Regarding the nature of the offence, because it is drug related, it is likely that the Australian community would expect Mr Nguyen not to be granted a visa. That is particularly so given that the substance imported, pseudoephedrine, is used in the production of methylamphetamine.
On the other hand, the evidence indicates that the risk of Mr Nguyen repeating this offence or committing other serious offences has been assessed as low. His prison record is faultless and he initiated the development of a vegetable garden at the prison grounds. That appears to have had a significant positive impact on other prisoners. Prison staff have referred to Mr Nguyen’s behaviour in very positive terms. On its face, it appears Mr Nguyen has seriously attempted to rehabilitate himself. Of course I accept that in the confines of a prison, that may be regarded as relatively minor. However, having seen many prison reports in the course of hearing cases of this nature, I am aware of the prevalence of drugs in prisons and the pressure on individuals in those prisons to become involved not only in drug supply and abuse, but also in violent activity. Mr Nguyen has completely avoided those situations. That evidence speaks positively about Mr Nguyen’s prospects of rehabilitation once out in the community.

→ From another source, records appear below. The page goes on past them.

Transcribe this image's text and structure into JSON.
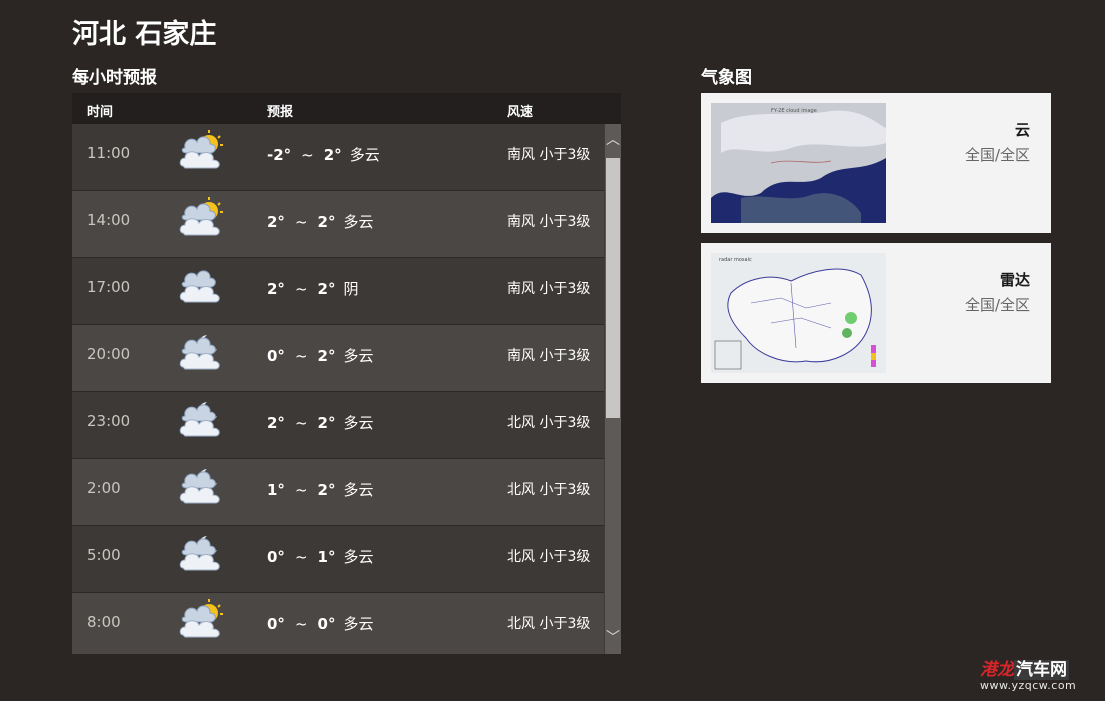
{
  "location": {
    "title": "河北 石家庄"
  },
  "hourly": {
    "title": "每小时预报",
    "headers": {
      "time": "时间",
      "forecast": "预报",
      "wind": "风速"
    },
    "rows": [
      {
        "time": "11:00",
        "icon": "partly-cloudy-sun-icon",
        "low": "-2°",
        "sep": "~",
        "high": "2°",
        "cond": "多云",
        "wind": "南风 小于3级"
      },
      {
        "time": "14:00",
        "icon": "partly-cloudy-sun-icon",
        "low": "2°",
        "sep": "~",
        "high": "2°",
        "cond": "多云",
        "wind": "南风 小于3级"
      },
      {
        "time": "17:00",
        "icon": "overcast-icon",
        "low": "2°",
        "sep": "~",
        "high": "2°",
        "cond": "阴",
        "wind": "南风 小于3级"
      },
      {
        "time": "20:00",
        "icon": "partly-cloudy-moon-icon",
        "low": "0°",
        "sep": "~",
        "high": "2°",
        "cond": "多云",
        "wind": "南风 小于3级"
      },
      {
        "time": "23:00",
        "icon": "partly-cloudy-moon-icon",
        "low": "2°",
        "sep": "~",
        "high": "2°",
        "cond": "多云",
        "wind": "北风 小于3级"
      },
      {
        "time": "2:00",
        "icon": "partly-cloudy-moon-icon",
        "low": "1°",
        "sep": "~",
        "high": "2°",
        "cond": "多云",
        "wind": "北风 小于3级"
      },
      {
        "time": "5:00",
        "icon": "partly-cloudy-moon-icon",
        "low": "0°",
        "sep": "~",
        "high": "1°",
        "cond": "多云",
        "wind": "北风 小于3级"
      },
      {
        "time": "8:00",
        "icon": "partly-cloudy-sun-icon",
        "low": "0°",
        "sep": "~",
        "high": "0°",
        "cond": "多云",
        "wind": "北风 小于3级"
      }
    ]
  },
  "maps": {
    "title": "气象图",
    "cards": [
      {
        "name": "云",
        "scope": "全国/全区",
        "thumb": "satellite-cloud-map-thumbnail"
      },
      {
        "name": "雷达",
        "scope": "全国/全区",
        "thumb": "radar-map-thumbnail"
      }
    ]
  },
  "watermark": {
    "brand_a": "港龙",
    "brand_b": "汽车网",
    "url": "www.yzqcw.com"
  },
  "colors": {
    "background": "#2b2623",
    "row_odd": "#3d3936",
    "row_even": "#4b4744",
    "header": "#221f1e",
    "card": "#f3f3f3"
  }
}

I should also take into account the fact that this offending is the first and only conviction recorded by Mr Nguyen either in Australia or in Vietnam. It is reasonable that I consider that Mr Nguyen has been of good character up until this time. This second limb of this consideration would probably result in the Australian community giving Mr Nguyen a second chance to demonstrate his rehabilitation which appears to have progressed satisfactorily since being incarcerated.
OTHER CONSIDERATIONS
Clause 12 of the Ministerial Direction provides that in deciding whether to cancel a visa, other considerations must be taken into account where relevant. It lists a number of non-exclusive considerations. Those relevant in Mr Nguyen’s case are:
(c)impact on family members; and
(d)impact on Australian business interests.
Impact on family members
Given the evidence I have referred to above, the can be no doubt that the impact on Ms Trang, Mr Nguyen’s biological child and two stepchildren will be detrimental if he is not permitted to reside in Australia. That situation is compounded by the health of Ms Trang and Mr Nguyen’s biological child. The evidence indicates that Mr Nguyen has developed a good personal relationship with his stepchildren over a period of about three years. He has not had the opportunity to develop a personal relationship with his biological child. It would be most unfortunate for his biological child not to have the benefit of a father.

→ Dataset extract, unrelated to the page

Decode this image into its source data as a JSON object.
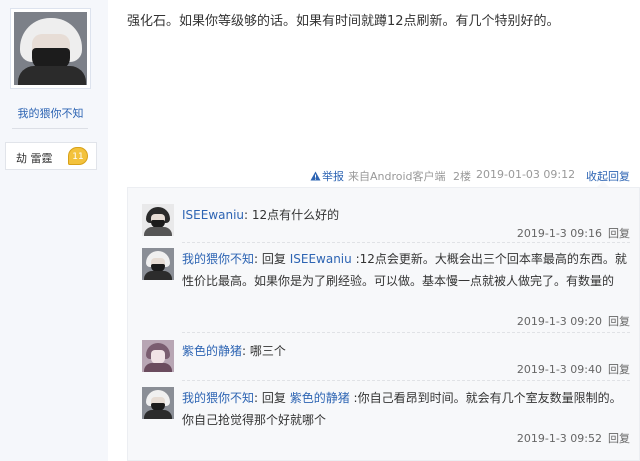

In her examination-in-chief Ms Trang was asked whether she would return to Vietnam if Mr Nguyen was not granted a visa. She said she would not return to Vietnam but would remain in Australia because she could get better medical treatment in this country than in Vietnam for her hepatitis B condition. She also pointed to the fact that her children were all Australian citizens and there would be problems returning to Vietnam for them given that they have adopted the Australian culture and language. She believed it would be selfish to take her children out of Australia to Vietnam.

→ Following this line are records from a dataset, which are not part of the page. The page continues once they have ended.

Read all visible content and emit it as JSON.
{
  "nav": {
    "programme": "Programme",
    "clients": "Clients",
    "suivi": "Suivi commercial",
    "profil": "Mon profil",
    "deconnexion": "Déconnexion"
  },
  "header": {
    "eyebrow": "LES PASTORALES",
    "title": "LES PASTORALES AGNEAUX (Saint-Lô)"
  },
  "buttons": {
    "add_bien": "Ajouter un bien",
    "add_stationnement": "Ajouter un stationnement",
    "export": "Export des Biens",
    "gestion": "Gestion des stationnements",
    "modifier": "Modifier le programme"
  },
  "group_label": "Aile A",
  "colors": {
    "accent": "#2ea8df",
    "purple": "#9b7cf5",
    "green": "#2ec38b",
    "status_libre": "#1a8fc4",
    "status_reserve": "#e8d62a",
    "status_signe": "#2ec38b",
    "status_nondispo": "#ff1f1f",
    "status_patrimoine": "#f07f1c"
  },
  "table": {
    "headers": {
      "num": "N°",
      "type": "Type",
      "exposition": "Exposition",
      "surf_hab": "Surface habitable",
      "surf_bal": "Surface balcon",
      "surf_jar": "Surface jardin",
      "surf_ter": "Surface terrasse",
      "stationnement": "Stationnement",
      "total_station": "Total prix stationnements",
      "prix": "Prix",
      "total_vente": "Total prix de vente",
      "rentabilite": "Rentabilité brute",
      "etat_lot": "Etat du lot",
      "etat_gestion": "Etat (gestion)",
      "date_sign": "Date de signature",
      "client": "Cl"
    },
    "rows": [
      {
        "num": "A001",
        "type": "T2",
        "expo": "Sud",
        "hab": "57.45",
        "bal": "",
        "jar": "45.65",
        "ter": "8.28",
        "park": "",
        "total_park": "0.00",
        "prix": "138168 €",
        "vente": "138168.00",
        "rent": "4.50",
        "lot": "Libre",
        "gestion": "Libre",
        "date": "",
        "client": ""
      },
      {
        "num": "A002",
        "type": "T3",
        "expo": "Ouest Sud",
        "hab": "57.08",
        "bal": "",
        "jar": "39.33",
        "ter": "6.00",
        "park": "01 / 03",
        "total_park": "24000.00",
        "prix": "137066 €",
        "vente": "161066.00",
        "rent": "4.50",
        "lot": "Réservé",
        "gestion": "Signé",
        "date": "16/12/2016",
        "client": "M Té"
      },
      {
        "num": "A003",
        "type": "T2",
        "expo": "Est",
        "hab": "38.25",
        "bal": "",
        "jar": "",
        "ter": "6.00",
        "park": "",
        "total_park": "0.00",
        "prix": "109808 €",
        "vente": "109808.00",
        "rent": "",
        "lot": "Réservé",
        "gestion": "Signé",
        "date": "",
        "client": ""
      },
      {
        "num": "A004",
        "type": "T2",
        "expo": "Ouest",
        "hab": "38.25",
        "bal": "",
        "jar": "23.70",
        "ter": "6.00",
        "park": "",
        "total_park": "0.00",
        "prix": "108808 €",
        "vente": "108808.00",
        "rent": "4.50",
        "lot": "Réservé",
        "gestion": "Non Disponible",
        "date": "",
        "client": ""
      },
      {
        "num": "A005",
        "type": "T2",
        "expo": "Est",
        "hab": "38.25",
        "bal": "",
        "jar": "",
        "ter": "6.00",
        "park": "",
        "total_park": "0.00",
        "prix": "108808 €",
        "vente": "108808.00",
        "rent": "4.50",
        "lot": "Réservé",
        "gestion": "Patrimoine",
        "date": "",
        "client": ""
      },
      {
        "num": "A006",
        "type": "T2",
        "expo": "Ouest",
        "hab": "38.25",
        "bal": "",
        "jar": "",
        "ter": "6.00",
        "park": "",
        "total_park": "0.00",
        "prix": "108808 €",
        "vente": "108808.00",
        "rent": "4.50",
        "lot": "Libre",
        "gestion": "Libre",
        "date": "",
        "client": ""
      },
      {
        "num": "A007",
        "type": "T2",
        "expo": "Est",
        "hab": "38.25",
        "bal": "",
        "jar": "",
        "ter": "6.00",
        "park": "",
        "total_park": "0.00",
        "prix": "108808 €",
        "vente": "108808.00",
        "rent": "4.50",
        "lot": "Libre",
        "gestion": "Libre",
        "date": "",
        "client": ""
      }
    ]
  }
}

Impact on Australian business interests
Although Ms Trang runs a small family business, in my opinion, it should nevertheless be taken into account in this case. The very nature of the business requires the frequent if not constant attendance of its principal, that is, Ms Trang. For the past two years she has been juggling the needs of her business and the care of three children, which has clearly been difficult. If Ms Trang were to lose that business, quite plainly she would become dependent on Social Security payments. That is not a desirable outcome in the circumstances. Furthermore, she has one employee who would obviously become unemployed were that to occur. That is also not a desirable outcome in an environment where small business is encouraged to flourish.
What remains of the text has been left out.